Dr Alex Held, CSIRO's AquaWatch Mission Lead, believes this initiative can guide decisions to safeguard the reef, which contributes $5.2 billion annually to Australia's economy and supports over 64,000 jobs.

“We are testing our systems for monitoring the flow of sediment and dissolved organic carbon – an indicator of the carbon exchange between land and ocean – from the Fitzroy River out into Keppel Bay towards the southern region of the reef,” Dr Held said. 

“Too much sediment can be a problem for coastal areas surrounding the river outlet because it blocks sunlight from reaching the seafloor, restricting the growth of marine plant life like seagrass. 

“This then impacts the food availability for biodiversity in the area, including the reef’s colourful array of marine wildlife. 

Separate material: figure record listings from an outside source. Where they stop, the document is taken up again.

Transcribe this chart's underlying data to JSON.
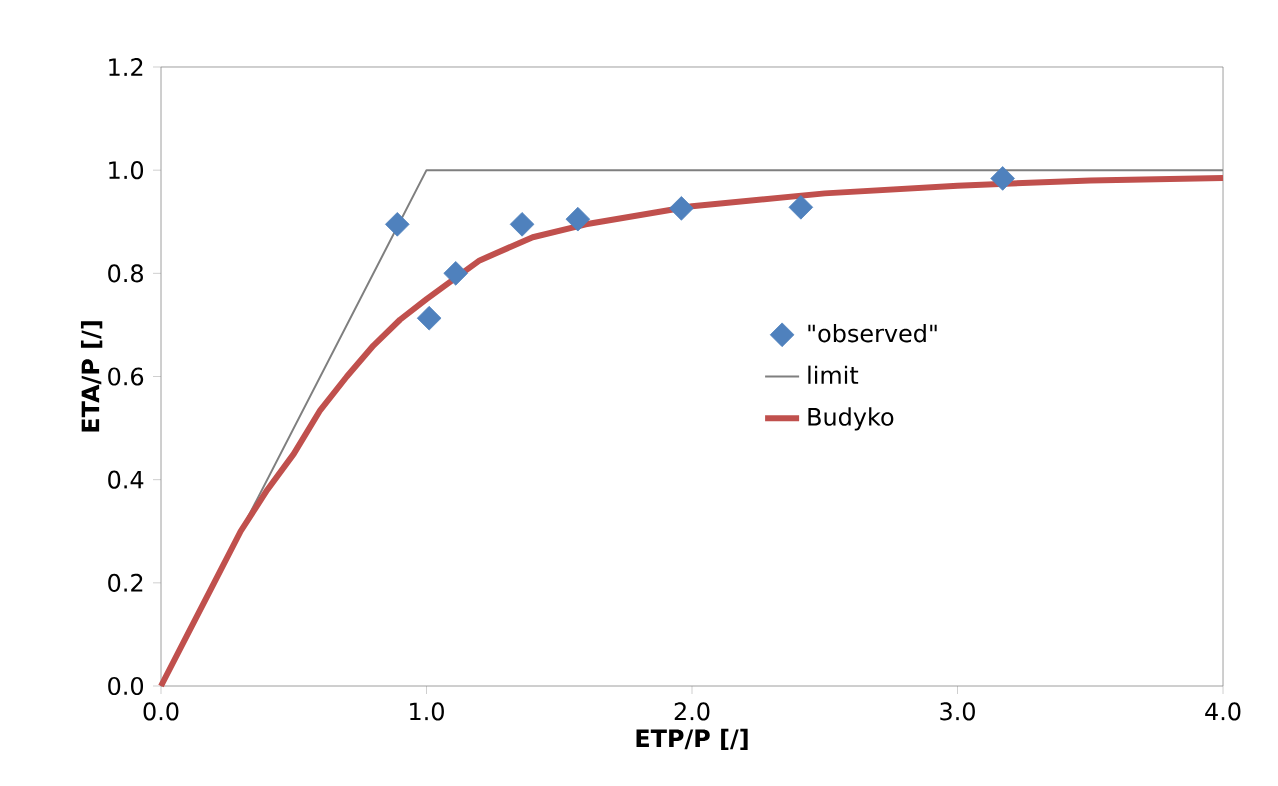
{
  "chart_data": {
    "type": "scatter",
    "xlabel": "ETP/P [/]",
    "ylabel": "ETA/P [/]",
    "xlim": [
      0,
      4
    ],
    "ylim": [
      0,
      1.2
    ],
    "xticks": [
      {
        "value": 0,
        "label": "0.0"
      },
      {
        "value": 1,
        "label": "1.0"
      },
      {
        "value": 2,
        "label": "2.0"
      },
      {
        "value": 3,
        "label": "3.0"
      },
      {
        "value": 4,
        "label": "4.0"
      }
    ],
    "yticks": [
      {
        "value": 0,
        "label": "0.0"
      },
      {
        "value": 0.2,
        "label": "0.2"
      },
      {
        "value": 0.4,
        "label": "0.4"
      },
      {
        "value": 0.6,
        "label": "0.6"
      },
      {
        "value": 0.8,
        "label": "0.8"
      },
      {
        "value": 1,
        "label": "1.0"
      },
      {
        "value": 1.2,
        "label": "1.2"
      }
    ],
    "legend": "center",
    "grid": false,
    "series": [
      {
        "name": "\"observed\"",
        "marker": "diamond",
        "color": "#4f81bd",
        "x": [
          0.89,
          1.01,
          1.11,
          1.36,
          1.57,
          1.96,
          2.41,
          3.17
        ],
        "values": [
          0.895,
          0.713,
          0.8,
          0.895,
          0.905,
          0.926,
          0.928,
          0.984
        ]
      },
      {
        "name": "limit",
        "type": "line",
        "marker": "none",
        "color": "#7f7f7f",
        "x": [
          0,
          1,
          4
        ],
        "values": [
          0,
          1,
          1
        ]
      },
      {
        "name": "Budyko",
        "type": "line",
        "marker": "none",
        "color": "#c0504d",
        "x": [
          0,
          0.1,
          0.2,
          0.3,
          0.4,
          0.5,
          0.6,
          0.7,
          0.8,
          0.9,
          1.0,
          1.2,
          1.4,
          1.6,
          2.0,
          2.5,
          3.0,
          3.5,
          4.0
        ],
        "values": [
          0,
          0.1,
          0.2,
          0.3,
          0.38,
          0.45,
          0.535,
          0.6,
          0.66,
          0.71,
          0.75,
          0.825,
          0.87,
          0.895,
          0.93,
          0.955,
          0.97,
          0.98,
          0.985
        ]
      }
    ]
  }
}
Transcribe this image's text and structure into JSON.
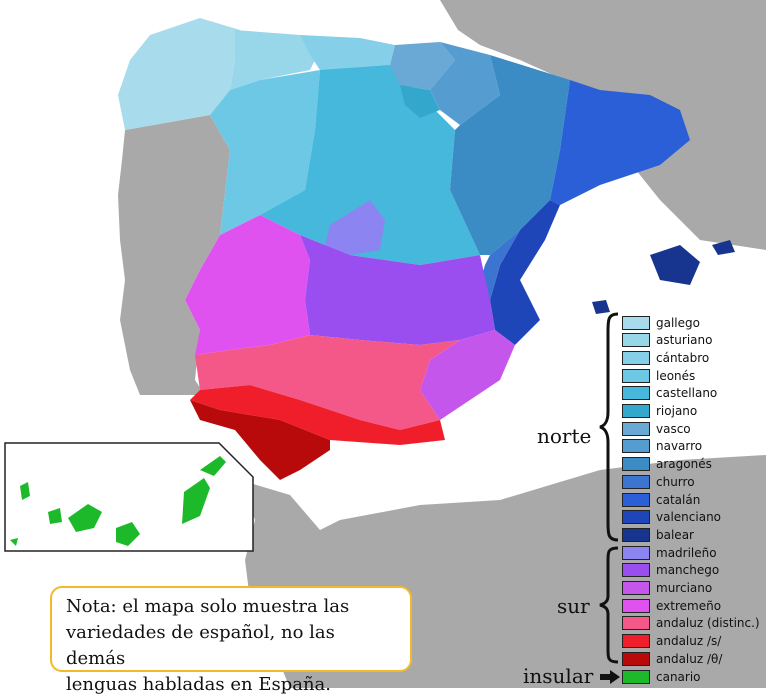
{
  "legend": {
    "norte_label": "norte",
    "sur_label": "sur",
    "insular_label": "insular",
    "arrow_icon": "right-arrow-icon",
    "items": [
      {
        "label": "gallego",
        "color": "#a8dcec"
      },
      {
        "label": "asturiano",
        "color": "#98d6ea"
      },
      {
        "label": "cántabro",
        "color": "#85cfe8"
      },
      {
        "label": "leonés",
        "color": "#6cc8e4"
      },
      {
        "label": "castellano",
        "color": "#45b8dc"
      },
      {
        "label": "riojano",
        "color": "#34a8cc"
      },
      {
        "label": "vasco",
        "color": "#6aa9d6"
      },
      {
        "label": "navarro",
        "color": "#559cd0"
      },
      {
        "label": "aragonés",
        "color": "#3b8cc4"
      },
      {
        "label": "churro",
        "color": "#3c74d2"
      },
      {
        "label": "catalán",
        "color": "#2a5fd8"
      },
      {
        "label": "valenciano",
        "color": "#1e46b8"
      },
      {
        "label": "balear",
        "color": "#17358f"
      },
      {
        "label": "madrileño",
        "color": "#8c84f0"
      },
      {
        "label": "manchego",
        "color": "#9a4ef0"
      },
      {
        "label": "murciano",
        "color": "#c456ec"
      },
      {
        "label": "extremeño",
        "color": "#e052f0"
      },
      {
        "label": "andaluz (distinc.)",
        "color": "#f45888"
      },
      {
        "label": "andaluz /s/",
        "color": "#f01e2a"
      },
      {
        "label": "andaluz /θ/",
        "color": "#b80a0a"
      },
      {
        "label": "canario",
        "color": "#1cba2a"
      }
    ]
  },
  "note": {
    "line1": "Nota: el mapa solo muestra las",
    "line2": "variedades de español, no las demás",
    "line3": "lenguas habladas en España."
  },
  "colors": {
    "land_other": "#a9a9a9",
    "sea": "#ffffff",
    "note_border": "#f2b92a"
  }
}
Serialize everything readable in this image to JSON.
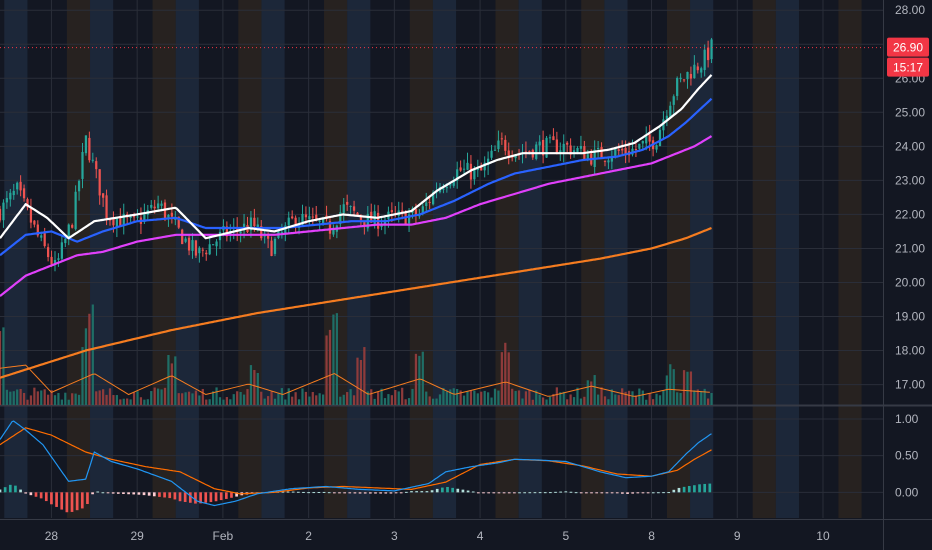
{
  "colors": {
    "background": "#131722",
    "grid": "#2a2e39",
    "up": "#26a69a",
    "down": "#ef5350",
    "up_volume": "#1f6e66",
    "down_volume": "#8e3b3b",
    "band_premarket": "#1f2a3d",
    "band_postmarket": "#2b2520",
    "ema_fast": "#ffffff",
    "ema_mid": "#2962ff",
    "ema_slow": "#e040fb",
    "ema_long": "#f57c20",
    "volume_ma": "#f57c20",
    "macd_line": "#2196f3",
    "signal_line": "#ff6d00",
    "last_price_label": "#f23645",
    "axis_text": "#b2b5be"
  },
  "chart_data": [
    {
      "type": "candlestick",
      "id": "price",
      "ylim": [
        16.4,
        28.3
      ],
      "y_ticks": [
        "17.00",
        "18.00",
        "19.00",
        "20.00",
        "21.00",
        "22.00",
        "23.00",
        "24.00",
        "25.00",
        "26.00",
        "27.00",
        "28.00"
      ],
      "x_ticks": [
        {
          "label": "28",
          "x": 0.6
        },
        {
          "label": "29",
          "x": 1.6
        },
        {
          "label": "Feb",
          "x": 2.6
        },
        {
          "label": "2",
          "x": 3.6
        },
        {
          "label": "3",
          "x": 4.6
        },
        {
          "label": "4",
          "x": 5.6
        },
        {
          "label": "5",
          "x": 6.6
        },
        {
          "label": "8",
          "x": 7.6
        },
        {
          "label": "9",
          "x": 8.6
        },
        {
          "label": "10",
          "x": 9.6
        }
      ],
      "xlim": [
        0,
        10.3
      ],
      "last_price": "26.90",
      "countdown": "15:17",
      "candle_count": 208,
      "anchors": {
        "x": [
          0,
          0.2,
          0.45,
          0.65,
          0.85,
          1.0,
          1.25,
          1.55,
          1.85,
          2.05,
          2.3,
          2.6,
          2.95,
          3.15,
          3.45,
          3.85,
          4.0,
          4.3,
          4.6,
          4.9,
          5.1,
          5.35,
          5.6,
          5.85,
          6.05,
          6.3,
          6.6,
          6.9,
          7.1,
          7.4,
          7.65,
          7.8,
          7.9,
          8.05,
          8.2,
          8.3
        ],
        "close": [
          22.1,
          22.7,
          21.3,
          20.4,
          21.9,
          24.2,
          22.0,
          21.7,
          22.3,
          21.6,
          20.8,
          21.4,
          21.7,
          21.0,
          21.9,
          21.6,
          22.2,
          21.8,
          21.9,
          22.0,
          22.8,
          23.3,
          23.2,
          24.1,
          23.8,
          24.0,
          24.0,
          23.7,
          23.8,
          23.9,
          24.2,
          25.3,
          25.8,
          26.2,
          26.5,
          26.9
        ]
      },
      "ema_fast": {
        "x": [
          0.0,
          0.3,
          0.55,
          0.8,
          1.1,
          1.6,
          2.05,
          2.4,
          2.9,
          3.2,
          3.6,
          4.0,
          4.4,
          4.8,
          5.1,
          5.5,
          5.8,
          6.1,
          6.5,
          6.8,
          7.1,
          7.4,
          7.7,
          7.95,
          8.15,
          8.3
        ],
        "y": [
          21.3,
          22.3,
          21.9,
          21.3,
          21.8,
          22.0,
          22.2,
          21.3,
          21.6,
          21.5,
          21.8,
          22.0,
          21.9,
          22.1,
          22.7,
          23.3,
          23.6,
          23.8,
          23.8,
          23.8,
          23.9,
          24.1,
          24.6,
          25.1,
          25.7,
          26.1
        ]
      },
      "ema_mid": {
        "x": [
          0.0,
          0.3,
          0.6,
          0.9,
          1.2,
          1.6,
          2.05,
          2.4,
          2.9,
          3.3,
          3.7,
          4.1,
          4.5,
          4.9,
          5.3,
          5.7,
          6.0,
          6.4,
          6.8,
          7.2,
          7.5,
          7.8,
          8.0,
          8.3
        ],
        "y": [
          20.8,
          21.4,
          21.5,
          21.2,
          21.5,
          21.8,
          21.9,
          21.6,
          21.6,
          21.6,
          21.7,
          21.8,
          21.8,
          22.0,
          22.4,
          22.9,
          23.2,
          23.4,
          23.6,
          23.7,
          23.9,
          24.3,
          24.7,
          25.4
        ]
      },
      "ema_slow": {
        "x": [
          0.0,
          0.3,
          0.6,
          0.9,
          1.2,
          1.6,
          2.05,
          2.4,
          2.8,
          3.2,
          3.6,
          4.0,
          4.4,
          4.8,
          5.2,
          5.6,
          6.0,
          6.4,
          6.8,
          7.2,
          7.6,
          7.9,
          8.1,
          8.3
        ],
        "y": [
          19.6,
          20.2,
          20.5,
          20.8,
          20.9,
          21.2,
          21.4,
          21.4,
          21.4,
          21.4,
          21.5,
          21.6,
          21.7,
          21.7,
          21.9,
          22.3,
          22.6,
          22.9,
          23.1,
          23.3,
          23.5,
          23.8,
          24.0,
          24.3
        ]
      },
      "ema_long": {
        "x": [
          0.0,
          1.0,
          2.0,
          3.0,
          4.0,
          5.0,
          6.0,
          7.0,
          7.6,
          8.0,
          8.3
        ],
        "y": [
          17.2,
          18.0,
          18.6,
          19.1,
          19.5,
          19.9,
          20.3,
          20.7,
          21.0,
          21.3,
          21.6
        ]
      }
    },
    {
      "type": "bar",
      "id": "volume",
      "note_levels": [
        0.15,
        0.35,
        0.6,
        0.8,
        1.0
      ],
      "spikes": [
        {
          "x": 0.02,
          "v": 0.9
        },
        {
          "x": 1.0,
          "v": 0.65
        },
        {
          "x": 1.04,
          "v": 1.0
        },
        {
          "x": 2.0,
          "v": 0.55
        },
        {
          "x": 2.95,
          "v": 0.4
        },
        {
          "x": 3.85,
          "v": 0.7
        },
        {
          "x": 3.9,
          "v": 1.0
        },
        {
          "x": 4.2,
          "v": 0.6
        },
        {
          "x": 4.9,
          "v": 0.55
        },
        {
          "x": 5.9,
          "v": 0.62
        },
        {
          "x": 6.9,
          "v": 0.3
        },
        {
          "x": 7.8,
          "v": 0.4
        },
        {
          "x": 8.0,
          "v": 0.35
        }
      ],
      "ma": {
        "x": [
          0.0,
          0.3,
          0.6,
          1.1,
          1.5,
          2.0,
          2.4,
          2.9,
          3.3,
          3.9,
          4.3,
          4.9,
          5.3,
          5.9,
          6.4,
          6.9,
          7.4,
          7.8,
          8.3
        ],
        "y": [
          0.35,
          0.38,
          0.12,
          0.3,
          0.1,
          0.28,
          0.1,
          0.2,
          0.1,
          0.3,
          0.1,
          0.25,
          0.1,
          0.22,
          0.08,
          0.18,
          0.08,
          0.15,
          0.12
        ]
      }
    },
    {
      "type": "macd",
      "id": "macd",
      "ylim": [
        -0.35,
        1.15
      ],
      "y_ticks": [
        "1.00",
        "0.50",
        "0.00"
      ],
      "macd": {
        "x": [
          0.0,
          0.15,
          0.3,
          0.5,
          0.8,
          1.0,
          1.1,
          1.3,
          1.6,
          2.0,
          2.3,
          2.5,
          2.75,
          3.0,
          3.4,
          3.8,
          4.2,
          4.6,
          5.0,
          5.2,
          5.5,
          5.8,
          6.0,
          6.3,
          6.6,
          6.8,
          7.0,
          7.3,
          7.6,
          7.8,
          8.0,
          8.15,
          8.3
        ],
        "y": [
          0.72,
          0.98,
          0.85,
          0.65,
          0.15,
          0.18,
          0.55,
          0.42,
          0.32,
          0.15,
          -0.12,
          -0.18,
          -0.12,
          -0.02,
          0.05,
          0.08,
          0.04,
          0.02,
          0.12,
          0.28,
          0.35,
          0.4,
          0.45,
          0.44,
          0.42,
          0.35,
          0.28,
          0.2,
          0.22,
          0.28,
          0.52,
          0.68,
          0.8
        ]
      },
      "signal": {
        "x": [
          0.0,
          0.3,
          0.6,
          1.0,
          1.3,
          1.7,
          2.1,
          2.5,
          2.8,
          3.2,
          3.6,
          4.0,
          4.4,
          4.8,
          5.2,
          5.6,
          6.0,
          6.4,
          6.8,
          7.2,
          7.6,
          7.9,
          8.1,
          8.3
        ],
        "y": [
          0.65,
          0.88,
          0.78,
          0.55,
          0.45,
          0.35,
          0.28,
          0.05,
          -0.02,
          0.0,
          0.06,
          0.08,
          0.06,
          0.04,
          0.14,
          0.38,
          0.45,
          0.43,
          0.36,
          0.25,
          0.22,
          0.3,
          0.45,
          0.58
        ]
      }
    }
  ]
}
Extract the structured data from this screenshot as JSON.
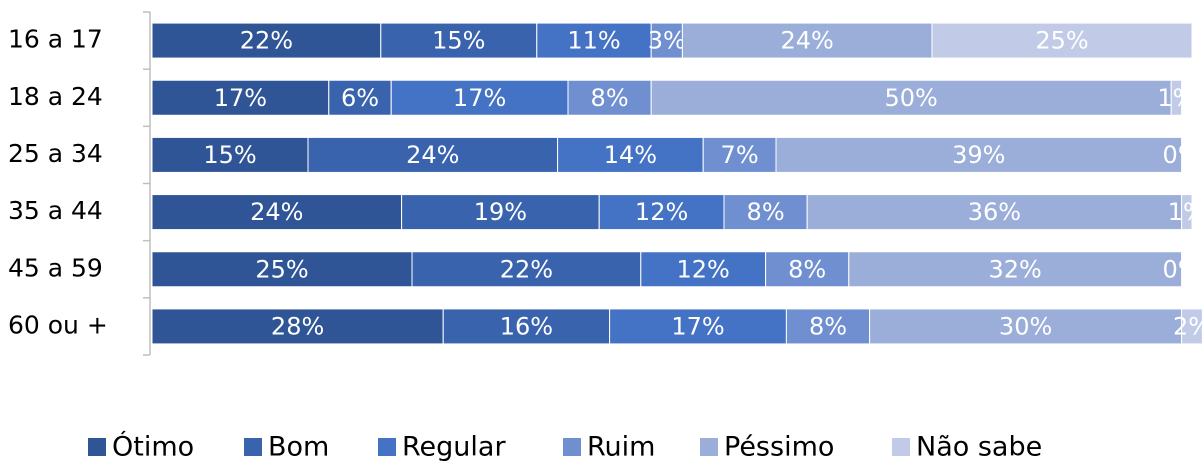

“Dissolved organic carbon blocks light that phytoplankton in the ocean need for photosynthesis, a process that removes carbon dioxide from the atmosphere much like plants do. “

The project also detects higher chlorophyll levels, signalling potential harmful algal blooms, which can devastate marine life. 

Dr Nagur Cherukuru, a senior CSIRO researcher, highlighted the use of modelling and artificial intelligence (AI) to predict sediment flows, focusing on river areas requiring intervention. 

The AI combines AquaWatch sensor data with factors like ocean currents, wind, and tides for more accurate forecasts.

Like a weather report, this data aids water managers in making informed decisions, from routine planning to flood scenarios when sediment volumes surge into the sea.

Initially shared with research partners and Traditional Custodians, the ultimate goal of AquaWatch is to offer national water quality monitoring and forecasts to all Australians via an app or integration with existing weather reports.